The Effect of Fabric Architecture on the Processing and Properties of Composites Made By Vacuum Assisted Resin Transfer Molding (VARTM)

Abstract

The goal of this research project was to evaluate and compare the effect of fabric architecture on the processing and properties of composites made by Vacuum Assisted Resin Transfer Molding (VARTM). The fabric architectures investigated included plain weave, satin weave, and warpknit unidirectional. The fiber types included E-glass and standard modulus carbon fiber. Flat panels were fabricated with a lab scale VARTM process using an epoxy resin system. Fabric plies were cut to 45 cm x 30 cm (18 in. x 12 in.), and the number of plies used depended on the fiber areal weight of each fabric to produce panels of similar final thickness. The speed of resin infusion was recorded by visually monitoring the flow front which was visible through the bag.
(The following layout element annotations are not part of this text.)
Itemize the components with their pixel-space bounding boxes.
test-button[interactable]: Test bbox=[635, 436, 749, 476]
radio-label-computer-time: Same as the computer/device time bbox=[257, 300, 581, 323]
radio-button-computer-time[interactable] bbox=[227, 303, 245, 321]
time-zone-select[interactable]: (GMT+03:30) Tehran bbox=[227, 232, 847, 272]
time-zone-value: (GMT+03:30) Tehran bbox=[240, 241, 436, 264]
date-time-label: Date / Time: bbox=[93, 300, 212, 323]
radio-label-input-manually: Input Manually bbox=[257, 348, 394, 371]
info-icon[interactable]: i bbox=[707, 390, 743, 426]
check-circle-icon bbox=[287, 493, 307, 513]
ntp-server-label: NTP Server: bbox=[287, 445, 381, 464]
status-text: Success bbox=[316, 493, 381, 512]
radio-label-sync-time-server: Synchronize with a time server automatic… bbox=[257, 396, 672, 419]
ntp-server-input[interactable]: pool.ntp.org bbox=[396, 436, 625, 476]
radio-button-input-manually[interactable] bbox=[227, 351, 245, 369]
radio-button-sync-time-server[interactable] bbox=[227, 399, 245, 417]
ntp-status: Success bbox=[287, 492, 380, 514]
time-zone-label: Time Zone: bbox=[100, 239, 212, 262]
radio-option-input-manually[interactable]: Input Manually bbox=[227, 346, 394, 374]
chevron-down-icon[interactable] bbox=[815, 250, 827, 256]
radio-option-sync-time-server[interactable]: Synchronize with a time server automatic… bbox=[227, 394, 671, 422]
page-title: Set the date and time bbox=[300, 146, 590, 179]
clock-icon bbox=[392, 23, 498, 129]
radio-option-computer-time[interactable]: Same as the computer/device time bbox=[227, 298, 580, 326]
Fiber volume fraction was evaluated using thickness measurements, and porosity was investigated via optical microscopy. Mechanical testing was performed via tensile and 3-point flexure. The results showed the fabric type had minimal effect on the infusion speed with the exception of the plain weave and satin weave fiberglass. From the mechanical testing results, there are many comparisons made of the modulus, strength, and strain-to-failure results, for example carbon vs. glass, unidirectional vs. woven, tensile vs. flexure. The rule of mixtures was able to predict some but not all of these properties. The results, which are discussed in detail herein, illustrate the main advantage of selecting carbon vs. glass in stiffness driven applications.